Google is increasingly turning to artificial intelligence and machine learning to stay on top in web searches, the company has revealed.

Google scientist Greg Corrado told Bloomberg a large amount of the several millions of search queries entered by web browsers have been interpreted by the RankBrain AI system.
According to Corrado, RankBrain embeds large amounts of written language into mathematical entities interpretable by computers. This enables Google's search engine to offload unfamiliar search words and phrases to RankBrain, which can guess which other terms have similar meanings and present relevant results.
Google is investing heavily in artificial intelligence and machine learning, and RankBrain has become the third most important "signal" in the company's web search algorithm mix, Corrado said.
The difference between AI systems such as RankBrain and Google's existing "signals" that make up its algorithm for searches is that while the latter are based on discoveries and insights from developers, they do not learn.
RankBrain has been in operation for several months now, and Google believes the AI system is better than even experienced people at guessing which results should rank at the top for ambigious queries.

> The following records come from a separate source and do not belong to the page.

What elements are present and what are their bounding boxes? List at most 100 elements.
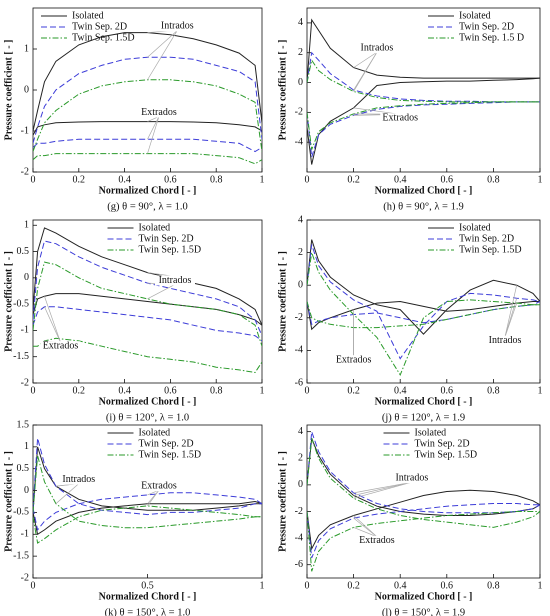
legend-label: Twin Sep. 2D bbox=[139, 438, 194, 449]
legend-label: Twin Sep. 1.5D bbox=[139, 449, 202, 460]
series-line bbox=[33, 79, 262, 152]
y-tick-label: -1 bbox=[21, 325, 29, 336]
y-tick-label: -1.5 bbox=[13, 550, 29, 561]
annotation: Intrados bbox=[489, 335, 522, 346]
legend-label: Twin Sep. 1.5 D bbox=[459, 32, 524, 43]
y-tick-label: -2 bbox=[295, 312, 303, 323]
x-tick-label: 0.4 bbox=[118, 174, 131, 185]
series-line bbox=[33, 293, 262, 326]
caption: (l) θ = 150°, λ = 1.9 bbox=[382, 607, 465, 616]
leader-line bbox=[44, 296, 61, 343]
legend-label: Isolated bbox=[72, 10, 104, 21]
x-tick-label: 0.4 bbox=[394, 174, 407, 185]
y-tick-label: 2 bbox=[298, 453, 303, 464]
series-line bbox=[307, 58, 540, 103]
y-axis-label: Pressure coefficient [ - ] bbox=[277, 251, 288, 352]
panel: 0 0.2 0.4 0.6 0.8 1 -6 -4 -2 0 2 4 Normalized Chord … bbox=[277, 214, 542, 423]
series-line bbox=[307, 301, 540, 329]
series-line bbox=[33, 121, 262, 136]
y-tick-label: -4 bbox=[295, 345, 303, 356]
caption: (k) θ = 150°, λ = 1.0 bbox=[105, 607, 191, 616]
x-tick-label: 0 bbox=[305, 385, 310, 396]
series-line bbox=[307, 77, 540, 165]
y-axis-label: Pressure coefficient [ - ] bbox=[3, 451, 14, 552]
x-tick-label: 0.2 bbox=[347, 385, 360, 396]
x-tick-label: 1 bbox=[260, 580, 265, 591]
x-tick-label: 0.6 bbox=[441, 174, 454, 185]
series-line bbox=[33, 261, 262, 347]
x-tick-label: 1 bbox=[538, 385, 543, 396]
annotation: Extrados bbox=[141, 480, 177, 491]
y-tick-label: 0 bbox=[298, 77, 303, 88]
leader-line bbox=[353, 107, 401, 115]
annotation-bg bbox=[333, 355, 374, 366]
x-tick-label: 0.2 bbox=[347, 174, 360, 185]
panel: 0 0.2 0.4 0.6 0.8 1 -2 -1.5 -1 -0.5 0 0.5 1 Normalize… bbox=[3, 220, 264, 424]
leader-line bbox=[147, 116, 160, 140]
legend-label: Twin Sep. 2D bbox=[139, 233, 194, 244]
leader-line bbox=[353, 481, 412, 499]
series-line bbox=[307, 438, 540, 528]
annotation-bg bbox=[138, 107, 179, 118]
y-tick-label: 1.5 bbox=[17, 419, 30, 430]
series-line bbox=[33, 56, 262, 144]
leader-line bbox=[353, 517, 378, 538]
leader-line bbox=[147, 30, 178, 80]
series-line bbox=[33, 337, 262, 374]
y-tick-label: 0 bbox=[298, 279, 303, 290]
x-tick-label: 0.2 bbox=[73, 385, 86, 396]
annotation-bg bbox=[58, 474, 99, 485]
leader-line bbox=[353, 527, 378, 538]
legend-label: Isolated bbox=[459, 10, 491, 21]
x-tick-label: 0.8 bbox=[210, 174, 223, 185]
annotation: Extrados bbox=[359, 535, 395, 546]
y-tick-label: -2 bbox=[21, 166, 29, 177]
leader-line bbox=[504, 285, 518, 337]
y-axis-label: Pressure coefficient [ - ] bbox=[277, 40, 288, 141]
x-axis-label: Normalized Chord [ - ] bbox=[99, 591, 197, 602]
y-tick-label: -2 bbox=[295, 107, 303, 118]
x-tick-label: 1 bbox=[260, 174, 265, 185]
series-line bbox=[307, 101, 540, 150]
annotation: Extrados bbox=[382, 113, 418, 124]
y-axis-label: Pressure coefficient [ - ] bbox=[3, 40, 14, 141]
legend-label: Twin Sep. 2D bbox=[459, 21, 514, 32]
y-tick-label: 1 bbox=[24, 441, 29, 452]
y-tick-label: -6 bbox=[295, 559, 303, 570]
y-tick-label: -2 bbox=[21, 377, 29, 388]
y-tick-label: -2 bbox=[21, 572, 29, 583]
plot-frame bbox=[306, 424, 541, 579]
y-axis-label: Pressure coefficient [ - ] bbox=[3, 251, 14, 352]
x-tick-label: 0 bbox=[305, 174, 310, 185]
series-line bbox=[33, 492, 262, 532]
annotation: Extrados bbox=[43, 340, 79, 351]
y-tick-label: 1 bbox=[24, 220, 29, 231]
annotation-bg bbox=[157, 21, 198, 32]
annotation-bg bbox=[154, 275, 195, 286]
series-line bbox=[307, 18, 540, 83]
y-tick-label: -1.5 bbox=[13, 351, 29, 362]
x-tick-label: 1 bbox=[260, 385, 265, 396]
series-line bbox=[307, 489, 540, 551]
y-tick-label: -2 bbox=[295, 506, 303, 517]
legend-label: Twin Sep. 2D bbox=[459, 233, 514, 244]
annotation: Extrados bbox=[141, 107, 177, 118]
y-tick-label: 0 bbox=[24, 84, 29, 95]
leader-line bbox=[353, 52, 378, 92]
series-line bbox=[307, 244, 540, 360]
legend-label: Twin Sep. 2D bbox=[72, 21, 127, 32]
y-tick-label: -4 bbox=[295, 532, 303, 543]
x-tick-label: 0 bbox=[31, 385, 36, 396]
series-line bbox=[33, 138, 262, 153]
x-tick-label: 0.8 bbox=[487, 580, 500, 591]
plot-frame bbox=[32, 219, 263, 384]
legend-label: Isolated bbox=[139, 427, 171, 438]
series-line bbox=[33, 153, 262, 165]
caption: (j) θ = 120°, λ = 1.9 bbox=[382, 412, 465, 423]
x-tick-label: 0.4 bbox=[394, 580, 407, 591]
leader-line bbox=[147, 489, 160, 507]
x-tick-label: 1 bbox=[538, 174, 543, 185]
series-line bbox=[307, 239, 540, 335]
legend-label: Twin Sep. 1.5D bbox=[459, 244, 522, 255]
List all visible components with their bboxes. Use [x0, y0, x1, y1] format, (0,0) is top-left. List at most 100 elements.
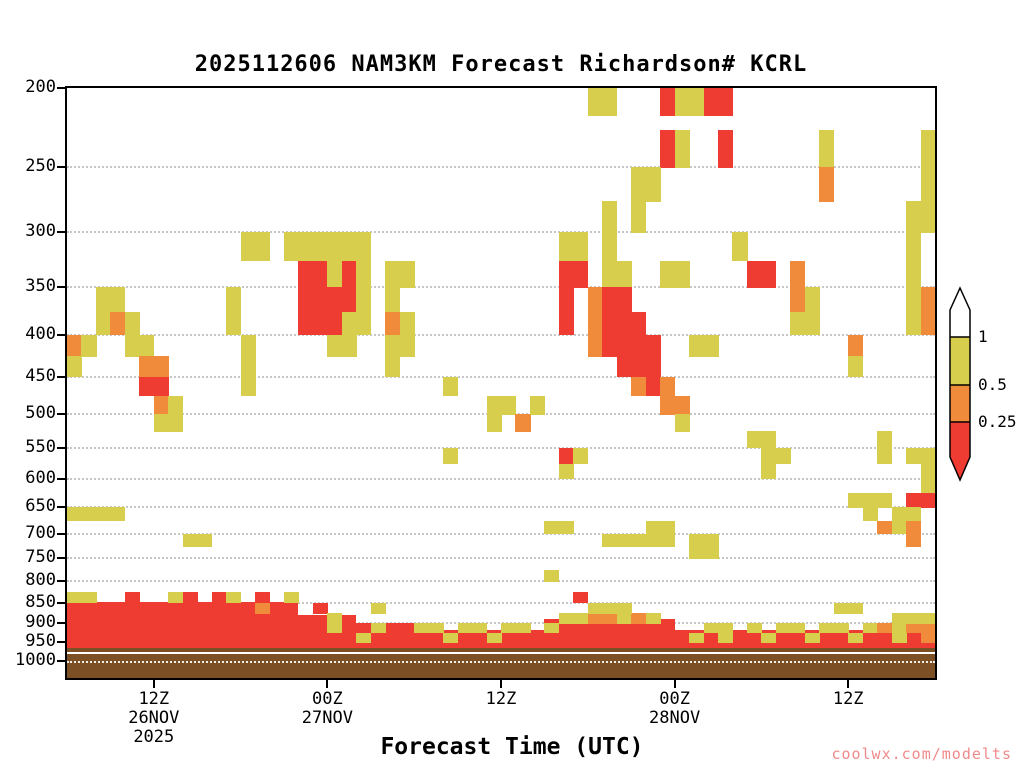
heatmap-cell [862, 507, 878, 522]
pressure-gridline [67, 557, 935, 560]
heatmap-cell [660, 129, 676, 168]
heatmap-cell [312, 287, 328, 313]
heatmap-cell [327, 623, 343, 634]
heatmap-cell [95, 287, 111, 313]
colorbar-label-0-25: 0.25 [978, 412, 1017, 431]
heatmap-cell [718, 623, 734, 634]
heatmap-cell [327, 287, 343, 313]
heatmap-cell [746, 431, 762, 449]
heatmap-cell [906, 493, 922, 508]
heatmap-cell [486, 414, 502, 432]
heatmap-cell [544, 520, 560, 535]
y-axis-tick [57, 622, 65, 625]
heatmap-cell [674, 395, 690, 415]
heatmap-cell [920, 287, 935, 313]
pressure-gridline [67, 506, 935, 509]
y-axis-label: 750 [25, 547, 56, 568]
heatmap-cell [558, 520, 574, 535]
heatmap-cell [139, 376, 155, 397]
heatmap-cell [110, 507, 126, 522]
heatmap-cell [399, 334, 415, 357]
heatmap-cell [95, 507, 111, 522]
heatmap-cell [616, 602, 632, 614]
colorbar-segment-above-1 [950, 288, 970, 337]
heatmap-cell [602, 232, 618, 262]
heatmap-cell [703, 533, 719, 547]
y-axis-tick [57, 601, 65, 604]
y-axis-tick [57, 166, 65, 169]
heatmap-cell [891, 507, 907, 522]
y-axis-label: 200 [25, 77, 56, 97]
heatmap-cell [558, 613, 574, 624]
heatmap-cell [370, 602, 386, 614]
heatmap-cell [631, 613, 647, 624]
heatmap-cell [689, 546, 705, 559]
heatmap-cell [602, 260, 618, 288]
heatmap-cell [877, 623, 893, 634]
heatmap-cell [616, 356, 632, 378]
heatmap-cell [168, 395, 184, 415]
heatmap-cell [732, 232, 748, 262]
heatmap-cell [211, 592, 227, 604]
colorbar-label-0-5: 0.5 [978, 375, 1007, 394]
heatmap-cell [920, 632, 935, 643]
heatmap-cell [631, 533, 647, 547]
heatmap-cell [356, 232, 372, 262]
heatmap-cell [573, 613, 589, 624]
heatmap-cell [790, 260, 806, 288]
y-axis-label: 700 [25, 522, 56, 543]
chart-title: 2025112606 NAM3KM Forecast Richardson# K… [194, 52, 808, 77]
heatmap-cell [660, 260, 676, 288]
heatmap-cell [689, 533, 705, 547]
heatmap-cell [558, 311, 574, 336]
y-axis-label: 350 [25, 276, 56, 297]
heatmap-cell [370, 623, 386, 634]
heatmap-cell [660, 88, 676, 116]
heatmap-cell [660, 376, 676, 397]
heatmap-cell [587, 311, 603, 336]
pressure-gridline [67, 477, 935, 480]
heatmap-cell [602, 334, 618, 357]
heatmap-cell [341, 260, 357, 288]
heatmap-cell [327, 260, 343, 288]
heatmap-cell [877, 447, 893, 465]
x-axis-tick [500, 680, 502, 688]
heatmap-cell [587, 334, 603, 357]
heatmap-cell [327, 232, 343, 262]
heatmap-cell [558, 463, 574, 480]
heatmap-cell [674, 129, 690, 168]
heatmap-cell [110, 287, 126, 313]
heatmap-cell [891, 613, 907, 624]
heatmap-cell [819, 129, 835, 168]
heatmap-cell [124, 592, 140, 604]
heatmap-cell [573, 232, 589, 262]
heatmap-cell [312, 311, 328, 336]
heatmap-cell [877, 520, 893, 535]
heatmap-cell [414, 623, 430, 634]
y-axis-label: 600 [25, 467, 56, 488]
heatmap-cell [240, 376, 256, 397]
heatmap-cell [602, 88, 618, 116]
heatmap-cell [775, 623, 791, 634]
heatmap-cell [674, 260, 690, 288]
heatmap-cell [153, 395, 169, 415]
heatmap-cell [399, 311, 415, 336]
heatmap-cell [674, 88, 690, 116]
heatmap-cell [660, 533, 676, 547]
heatmap-cell [240, 356, 256, 378]
heatmap-cell [182, 592, 198, 604]
heatmap-cell [906, 507, 922, 522]
heatmap-cell [67, 334, 83, 357]
heatmap-cell [327, 334, 343, 357]
heatmap-cell [804, 632, 820, 643]
colorbar-outline [949, 286, 971, 482]
heatmap-cell [385, 311, 401, 336]
heatmap-cell [616, 613, 632, 624]
heatmap-cell [67, 356, 83, 378]
heatmap-cell [255, 602, 271, 614]
heatmap-cell [356, 632, 372, 643]
pressure-gridline [67, 532, 935, 535]
plot-area [65, 86, 937, 680]
y-axis-label: 900 [25, 612, 56, 633]
heatmap-cell [587, 613, 603, 624]
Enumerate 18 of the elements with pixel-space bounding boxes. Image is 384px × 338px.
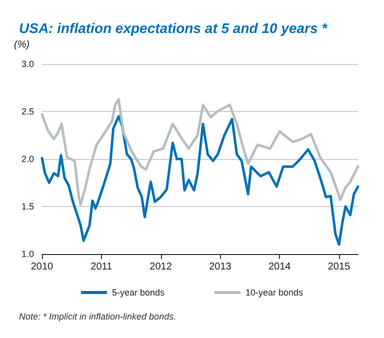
x-tick-label: 2012 — [150, 262, 172, 272]
y-tick-label: 3.0 — [21, 59, 34, 69]
text: Note: * Implicit in inflation-linked bonds. — [19, 312, 176, 322]
y-tick-label: 1.5 — [21, 202, 34, 212]
x-tick-label: 2011 — [90, 262, 113, 272]
legend-label: 10-year bonds — [245, 288, 304, 298]
y-tick-label: 2.0 — [21, 154, 34, 164]
x-tick-label: 2010 — [30, 262, 54, 272]
line-series — [40, 115, 360, 246]
x-tick-label: 2014 — [268, 262, 292, 272]
legend-label: 5-year bonds — [112, 288, 165, 298]
y-axis-title: (%) — [14, 40, 30, 50]
y-tick-label: 2.5 — [21, 106, 34, 116]
x-tick-label: 2015 — [328, 262, 351, 272]
chart-title: USA: inflation expectations at 5 and 10 years * — [19, 20, 328, 36]
x-tick-label: 2013 — [209, 262, 232, 272]
y-tick-label: 1.0 — [21, 249, 34, 259]
line-series — [40, 98, 360, 206]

Search engineers at Google asked to predict the ranking of difficult queries got 70 percent of the answers right, whereas the AI system guessed correctly in 80 percent of cases.
Artificial intelligence and machine learning are rapidly developing, with giants such as IBM, Apple and Facebook all seeking to harness the technologies to gain a competitive edge.
Microsoft this year released its machine learning Project Oxford set of application programming interfaces and software development kits on open source code repository Github.
The company today announced the language understanding intelligent service (LUIS) public beta for Project Oxford. LUIS lets developers build models that understand natural language queries and commands for their applications.
ANZ Bank is currently working on an expert AI system, seeking to take advantage of the large amount of progress in computing technology, storage and networks over the past decades, as well as the big data volumes now available for analysis and interpretation.